Le cours du métal était en hausse de plus de 4% hier soir même si les Suisses ont renoncé à obliger leur banque centrale à détenir plus d’or.
Solenn Poullennec

La volatilité sur le marché des matières premières, mesurée par Bloomberg, a atteint hier un point haut depuis plus de 16 mois. Le cours de l’or au comptant grimpait de 4,11%, à 1.215,38 dollars l’once, ce qui porte l’augmentation du cours du métal jaune à près de 1,14% depuis le début de l’année. Alors que les Suisses se sont opposés ce week-end à plus de 77% à l’initiative populaire qui prévoyait que la Banque nationale suisse (BNS) détienne au moins un cinquième de ses actifs en or et ne puisse pas céder ses stocks, le cours de l’or avait commencé par chuter de près 2,15% en début de journée.

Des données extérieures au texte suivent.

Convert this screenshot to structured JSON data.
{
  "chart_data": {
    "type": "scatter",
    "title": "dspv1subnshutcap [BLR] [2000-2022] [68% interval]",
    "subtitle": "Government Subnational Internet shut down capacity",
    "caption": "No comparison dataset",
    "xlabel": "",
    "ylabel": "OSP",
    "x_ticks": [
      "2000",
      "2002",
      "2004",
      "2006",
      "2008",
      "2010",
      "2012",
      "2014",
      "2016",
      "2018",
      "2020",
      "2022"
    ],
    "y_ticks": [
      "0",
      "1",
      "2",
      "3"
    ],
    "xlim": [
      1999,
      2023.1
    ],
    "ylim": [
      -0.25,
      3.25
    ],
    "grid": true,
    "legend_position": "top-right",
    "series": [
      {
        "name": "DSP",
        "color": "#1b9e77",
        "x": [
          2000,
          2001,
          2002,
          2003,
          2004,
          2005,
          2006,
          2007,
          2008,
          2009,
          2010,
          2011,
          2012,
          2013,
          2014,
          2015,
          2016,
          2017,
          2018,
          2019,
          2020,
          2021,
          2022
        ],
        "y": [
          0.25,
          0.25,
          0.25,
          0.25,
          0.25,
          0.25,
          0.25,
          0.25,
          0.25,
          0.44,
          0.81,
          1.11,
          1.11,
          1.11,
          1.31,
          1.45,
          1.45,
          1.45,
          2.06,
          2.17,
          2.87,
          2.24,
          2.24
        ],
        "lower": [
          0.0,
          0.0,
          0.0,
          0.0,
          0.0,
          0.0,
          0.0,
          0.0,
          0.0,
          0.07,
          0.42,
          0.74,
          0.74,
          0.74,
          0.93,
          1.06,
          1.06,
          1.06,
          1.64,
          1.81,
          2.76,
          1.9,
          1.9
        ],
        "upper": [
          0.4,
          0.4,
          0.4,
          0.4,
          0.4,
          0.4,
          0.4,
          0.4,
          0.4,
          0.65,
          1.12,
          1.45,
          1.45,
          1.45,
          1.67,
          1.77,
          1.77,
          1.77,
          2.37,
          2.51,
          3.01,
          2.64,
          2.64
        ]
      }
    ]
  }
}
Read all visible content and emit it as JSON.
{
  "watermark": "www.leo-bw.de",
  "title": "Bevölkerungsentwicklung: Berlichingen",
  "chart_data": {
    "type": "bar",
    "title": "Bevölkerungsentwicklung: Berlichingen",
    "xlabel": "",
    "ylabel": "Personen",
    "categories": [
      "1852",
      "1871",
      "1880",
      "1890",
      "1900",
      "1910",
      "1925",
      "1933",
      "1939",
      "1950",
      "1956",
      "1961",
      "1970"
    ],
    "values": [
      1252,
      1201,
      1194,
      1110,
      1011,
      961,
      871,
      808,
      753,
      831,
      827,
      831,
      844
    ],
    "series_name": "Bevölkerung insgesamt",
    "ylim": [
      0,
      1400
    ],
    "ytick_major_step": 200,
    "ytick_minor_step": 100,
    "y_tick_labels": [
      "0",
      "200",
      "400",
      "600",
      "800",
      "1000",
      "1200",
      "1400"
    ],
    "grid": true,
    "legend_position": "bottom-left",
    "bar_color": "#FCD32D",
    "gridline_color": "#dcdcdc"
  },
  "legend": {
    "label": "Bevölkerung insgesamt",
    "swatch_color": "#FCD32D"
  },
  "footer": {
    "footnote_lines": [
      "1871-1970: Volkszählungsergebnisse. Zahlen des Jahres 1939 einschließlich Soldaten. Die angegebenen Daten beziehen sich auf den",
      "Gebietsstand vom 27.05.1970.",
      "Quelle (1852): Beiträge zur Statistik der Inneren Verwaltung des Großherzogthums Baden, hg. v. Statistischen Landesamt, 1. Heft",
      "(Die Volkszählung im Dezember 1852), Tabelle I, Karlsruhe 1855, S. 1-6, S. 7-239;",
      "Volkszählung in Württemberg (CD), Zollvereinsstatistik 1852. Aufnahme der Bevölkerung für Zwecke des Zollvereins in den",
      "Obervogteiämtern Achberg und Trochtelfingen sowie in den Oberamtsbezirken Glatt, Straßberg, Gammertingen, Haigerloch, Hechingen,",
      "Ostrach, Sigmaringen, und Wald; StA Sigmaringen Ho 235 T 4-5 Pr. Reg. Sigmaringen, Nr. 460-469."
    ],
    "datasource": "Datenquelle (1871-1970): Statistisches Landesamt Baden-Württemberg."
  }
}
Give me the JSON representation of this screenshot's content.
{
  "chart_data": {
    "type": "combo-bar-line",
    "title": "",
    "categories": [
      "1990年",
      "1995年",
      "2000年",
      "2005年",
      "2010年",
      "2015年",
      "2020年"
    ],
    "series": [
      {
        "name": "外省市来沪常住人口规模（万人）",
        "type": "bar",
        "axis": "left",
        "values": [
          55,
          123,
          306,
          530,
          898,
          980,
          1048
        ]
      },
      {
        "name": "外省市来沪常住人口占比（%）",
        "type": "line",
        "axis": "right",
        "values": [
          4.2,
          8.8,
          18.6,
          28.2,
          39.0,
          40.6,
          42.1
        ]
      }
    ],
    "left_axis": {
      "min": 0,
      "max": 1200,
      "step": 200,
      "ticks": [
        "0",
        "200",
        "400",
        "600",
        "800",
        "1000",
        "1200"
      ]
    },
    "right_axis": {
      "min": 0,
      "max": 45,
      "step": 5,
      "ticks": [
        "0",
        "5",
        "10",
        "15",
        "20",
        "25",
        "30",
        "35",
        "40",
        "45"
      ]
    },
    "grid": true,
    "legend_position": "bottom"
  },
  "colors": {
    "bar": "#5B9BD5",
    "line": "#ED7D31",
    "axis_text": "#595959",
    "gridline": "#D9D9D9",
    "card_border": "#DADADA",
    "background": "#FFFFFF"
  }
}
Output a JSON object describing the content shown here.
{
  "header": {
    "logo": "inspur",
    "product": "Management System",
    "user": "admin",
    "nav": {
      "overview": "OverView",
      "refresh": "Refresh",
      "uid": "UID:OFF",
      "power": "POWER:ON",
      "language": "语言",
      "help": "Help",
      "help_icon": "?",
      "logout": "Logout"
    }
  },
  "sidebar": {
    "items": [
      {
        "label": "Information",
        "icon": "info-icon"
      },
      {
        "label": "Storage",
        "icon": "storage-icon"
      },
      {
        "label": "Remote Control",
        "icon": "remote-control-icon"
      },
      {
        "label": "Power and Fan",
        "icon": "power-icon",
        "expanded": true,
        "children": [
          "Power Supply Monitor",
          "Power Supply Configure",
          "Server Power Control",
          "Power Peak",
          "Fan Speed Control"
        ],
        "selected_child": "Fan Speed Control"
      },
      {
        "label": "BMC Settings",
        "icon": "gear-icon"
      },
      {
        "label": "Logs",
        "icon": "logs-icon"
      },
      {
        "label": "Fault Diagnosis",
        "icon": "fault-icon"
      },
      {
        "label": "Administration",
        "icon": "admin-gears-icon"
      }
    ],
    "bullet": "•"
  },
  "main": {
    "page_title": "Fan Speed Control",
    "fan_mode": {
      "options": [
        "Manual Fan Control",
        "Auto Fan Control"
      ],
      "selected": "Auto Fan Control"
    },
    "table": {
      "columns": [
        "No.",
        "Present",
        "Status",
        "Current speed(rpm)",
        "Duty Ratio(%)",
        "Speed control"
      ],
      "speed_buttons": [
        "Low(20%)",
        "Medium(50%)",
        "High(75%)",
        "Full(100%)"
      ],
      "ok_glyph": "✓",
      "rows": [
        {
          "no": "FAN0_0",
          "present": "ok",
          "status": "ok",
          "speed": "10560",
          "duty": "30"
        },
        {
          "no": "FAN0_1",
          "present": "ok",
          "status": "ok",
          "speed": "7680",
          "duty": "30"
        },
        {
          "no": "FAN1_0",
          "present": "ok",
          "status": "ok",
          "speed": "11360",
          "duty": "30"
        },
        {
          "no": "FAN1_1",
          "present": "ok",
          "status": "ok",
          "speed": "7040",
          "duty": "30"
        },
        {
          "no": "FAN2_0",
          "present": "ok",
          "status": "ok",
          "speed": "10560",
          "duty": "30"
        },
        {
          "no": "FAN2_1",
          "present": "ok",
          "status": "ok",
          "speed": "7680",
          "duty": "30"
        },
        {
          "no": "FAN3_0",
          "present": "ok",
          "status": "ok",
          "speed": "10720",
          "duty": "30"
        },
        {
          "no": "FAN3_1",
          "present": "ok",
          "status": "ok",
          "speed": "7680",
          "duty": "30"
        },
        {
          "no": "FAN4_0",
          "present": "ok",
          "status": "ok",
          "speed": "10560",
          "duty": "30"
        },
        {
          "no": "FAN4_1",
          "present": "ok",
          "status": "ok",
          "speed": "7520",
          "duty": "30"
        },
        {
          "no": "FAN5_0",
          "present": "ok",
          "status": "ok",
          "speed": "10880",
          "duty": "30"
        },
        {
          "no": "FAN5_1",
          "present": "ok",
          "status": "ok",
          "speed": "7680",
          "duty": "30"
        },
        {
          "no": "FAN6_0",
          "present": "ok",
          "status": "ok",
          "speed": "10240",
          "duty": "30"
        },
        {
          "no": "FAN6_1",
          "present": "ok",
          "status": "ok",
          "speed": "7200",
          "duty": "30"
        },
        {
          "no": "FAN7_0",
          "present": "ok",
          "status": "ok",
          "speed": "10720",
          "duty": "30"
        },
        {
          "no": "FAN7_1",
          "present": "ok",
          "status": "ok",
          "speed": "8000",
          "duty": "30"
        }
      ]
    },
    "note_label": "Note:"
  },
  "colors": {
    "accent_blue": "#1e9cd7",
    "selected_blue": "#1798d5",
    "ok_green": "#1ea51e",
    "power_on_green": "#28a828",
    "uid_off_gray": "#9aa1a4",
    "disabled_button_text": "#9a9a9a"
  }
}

La dégradation d’un cran du Japon, à A1 par l’agence de notation Moody’s, ainsi que la faiblesse des ventes de détail enregistrées aux Etats-Unis «suggèrent de plus faibles taux d’intérêts et une fuite vers la qualité, ce qui est bon pour les actifs alternatifs comme l’or et l’argent», explique Mike McGlone, le directeur de la recherche d’ETF Securities à New York, interrogé par Bloomberg. Hier soir, le cours de l’argent spot prenait 8,2%, à 16,72 dollars l’once.

Le contrat future sur le pétrole brut rebondissait à 3,69% hier soir après avoir perdu près de 3,4% au début de la journée. Il reste en recul de près de 30% depuis le début de l’année. Lors de leur réunion la semaine dernière, les membres de l’Opep ont décidé de laisser leurs quotas de production inchangés à 30 millions de barils par jour (mb/j), soit au niveau auxquels ils se situent depuis trois ans. Si cette décision ne s’est pas fait ressentir sur les grandes devises, elle a touché les devises liées aux matières premières telles que la couronne norvégienne, le dollar canadien et le rouble.

Hier, le rouble s’est déprécié de près de 6,6% jusqu’à 53,93 contre le dollar. Il terminait la journée à 51,6 contre le dollar et à 64,49 contre l’euro. La remontée en fin de journée de la devise pourrait démontrer que la Banque de Russie est intervenue sur le marchés en vendant des devises étrangères, selon Sergey Romanchuk, le responsable du trading sur devises à AKB Metallinvestbank OAO interrogé par Bloomberg.

La dernière vente de devises par la banque centrale russe remonte au 9 novembre dernier. Quelques jours plus tôt, la banque avait indiqué qu’elle réduirait ses interventions quotidiennes sur le marché des changes à 350 millions de dollars maximum, contre 2,5 milliards de dollars auparavant.